Evaluation of the potential toxicity of unmodified and modified cyclodextrins on murine blood-brain barrier endothelial cells

In this study, we investigated the cytotoxic effects of unmodified α-cyclodextrin (α-CD) and modified cyclodextrins, including trimethyl-β-cyclodextrin (TRIMEB) and hydroxypropyl-β-cyclodextrin (HPβCD), on immortalized murine microvascular endothelial (cEND) cells of the blood-brain barrier (BBB). A CellTiter-Glo viability test, performed on the cEND cells showed significant differences among the different cyclodextrins. After 24 hr of incubation, TRIMEB was the most cytotoxic, and HPβCD was non-toxic. α-CD and TRIMEB exhibited greater cytotoxicity in the Dulbecco's modified Eagle's medium than in heat-inactivated human serum indicating protective properties of the human serum. The predicted dynamic toxicity profiles (Td) for α-CD and TRIMEB indicated higher cytotoxicity for these cyclodextrins compared to the reference compound (dimethylsulfoxide).

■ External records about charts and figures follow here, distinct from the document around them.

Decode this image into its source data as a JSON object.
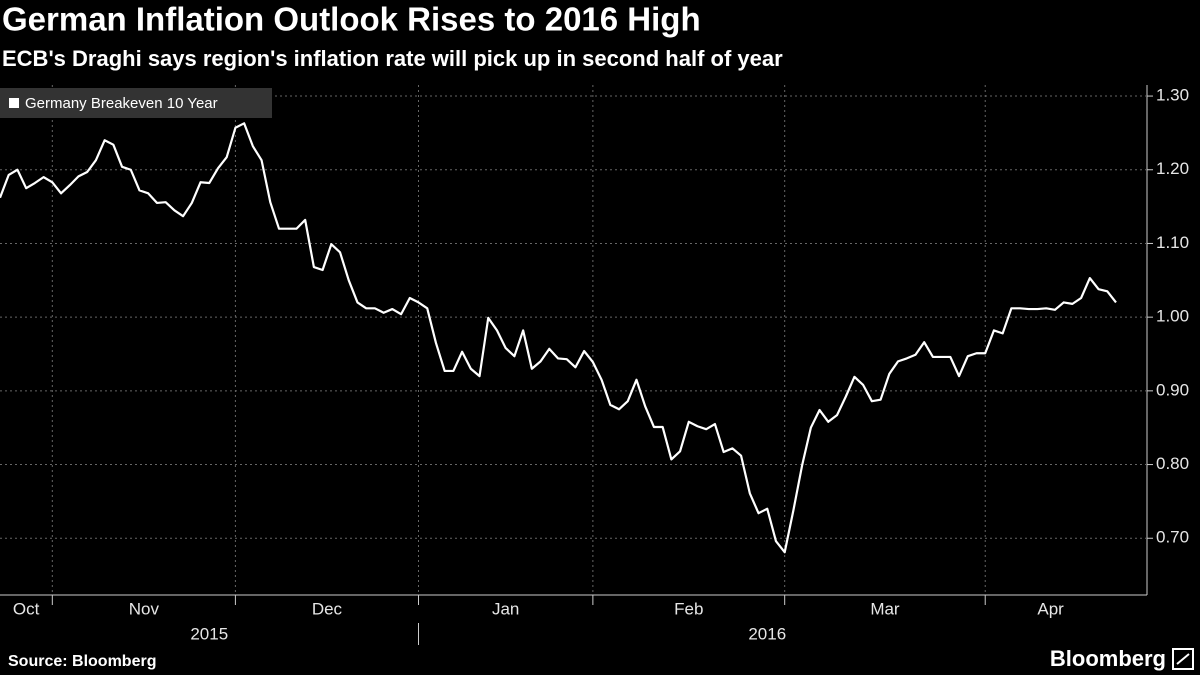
{
  "chart_data": {
    "type": "line",
    "title": "German Inflation Outlook Rises to 2016 High",
    "subtitle": "ECB's Draghi says region's inflation rate will pick up in second half of year",
    "source": "Source: Bloomberg",
    "brand": "Bloomberg",
    "categories": [
      "Oct",
      null,
      null,
      null,
      null,
      null,
      "Nov",
      null,
      null,
      null,
      null,
      null,
      null,
      null,
      null,
      null,
      null,
      null,
      null,
      null,
      null,
      null,
      null,
      null,
      null,
      null,
      null,
      "Dec",
      null,
      null,
      null,
      null,
      null,
      null,
      null,
      null,
      null,
      null,
      null,
      null,
      null,
      null,
      null,
      null,
      null,
      null,
      null,
      null,
      "Jan",
      null,
      null,
      null,
      null,
      null,
      null,
      null,
      null,
      null,
      null,
      null,
      null,
      null,
      null,
      null,
      null,
      null,
      null,
      null,
      "Feb",
      null,
      null,
      null,
      null,
      null,
      null,
      null,
      null,
      null,
      null,
      null,
      null,
      null,
      null,
      null,
      null,
      null,
      null,
      null,
      null,
      null,
      "Mar",
      null,
      null,
      null,
      null,
      null,
      null,
      null,
      null,
      null,
      null,
      null,
      null,
      null,
      null,
      null,
      null,
      null,
      null,
      null,
      null,
      null,
      null,
      "Apr",
      null,
      null,
      null,
      null,
      null,
      null,
      null,
      null,
      null,
      null,
      null,
      null,
      null,
      null,
      null
    ],
    "years": [
      {
        "label": "2015",
        "from": 0
      },
      {
        "label": "2016",
        "from": 48
      }
    ],
    "series": [
      {
        "name": "Germany Breakeven 10 Year",
        "color": "#ffffff",
        "values": [
          1.162,
          1.193,
          1.2,
          1.175,
          1.182,
          1.19,
          1.183,
          1.168,
          1.179,
          1.191,
          1.197,
          1.213,
          1.24,
          1.234,
          1.204,
          1.2,
          1.172,
          1.168,
          1.155,
          1.156,
          1.145,
          1.137,
          1.155,
          1.183,
          1.182,
          1.202,
          1.217,
          1.257,
          1.263,
          1.232,
          1.213,
          1.156,
          1.12,
          1.12,
          1.12,
          1.132,
          1.068,
          1.064,
          1.099,
          1.088,
          1.05,
          1.02,
          1.012,
          1.012,
          1.006,
          1.011,
          1.004,
          1.026,
          1.02,
          1.012,
          0.965,
          0.927,
          0.927,
          0.953,
          0.93,
          0.92,
          0.999,
          0.982,
          0.958,
          0.947,
          0.982,
          0.93,
          0.94,
          0.957,
          0.944,
          0.943,
          0.932,
          0.954,
          0.939,
          0.915,
          0.881,
          0.875,
          0.886,
          0.915,
          0.879,
          0.851,
          0.851,
          0.807,
          0.818,
          0.858,
          0.852,
          0.848,
          0.855,
          0.817,
          0.822,
          0.812,
          0.761,
          0.734,
          0.74,
          0.696,
          0.681,
          0.738,
          0.799,
          0.85,
          0.874,
          0.858,
          0.867,
          0.892,
          0.919,
          0.908,
          0.886,
          0.888,
          0.923,
          0.94,
          0.944,
          0.949,
          0.966,
          0.946,
          0.946,
          0.946,
          0.92,
          0.947,
          0.951,
          0.951,
          0.982,
          0.978,
          1.012,
          1.012,
          1.011,
          1.011,
          1.012,
          1.01,
          1.02,
          1.018,
          1.026,
          1.053,
          1.038,
          1.035,
          1.02
        ]
      }
    ],
    "ylim": [
      0.623,
      1.315
    ],
    "yticks": [
      {
        "value": 0.7,
        "label": "0.70"
      },
      {
        "value": 0.8,
        "label": "0.80"
      },
      {
        "value": 0.9,
        "label": "0.90"
      },
      {
        "value": 1.0,
        "label": "1.00"
      },
      {
        "value": 1.1,
        "label": "1.10"
      },
      {
        "value": 1.2,
        "label": "1.20"
      },
      {
        "value": 1.3,
        "label": "1.30"
      }
    ],
    "grid": true,
    "legend": "top-left"
  }
}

Molecular dynamics simulation of cholesterol binding to the CDs suggested that not just cholesterol but phospholipids extraction might be involved in the cytotoxicity. Overall, the results demonstrate that HPβCD has the potential to be used as a candidate for drug delivery vector development and signify a correlation between the in vitro cytotoxic effect and cholesterol binding of cyclodextrins.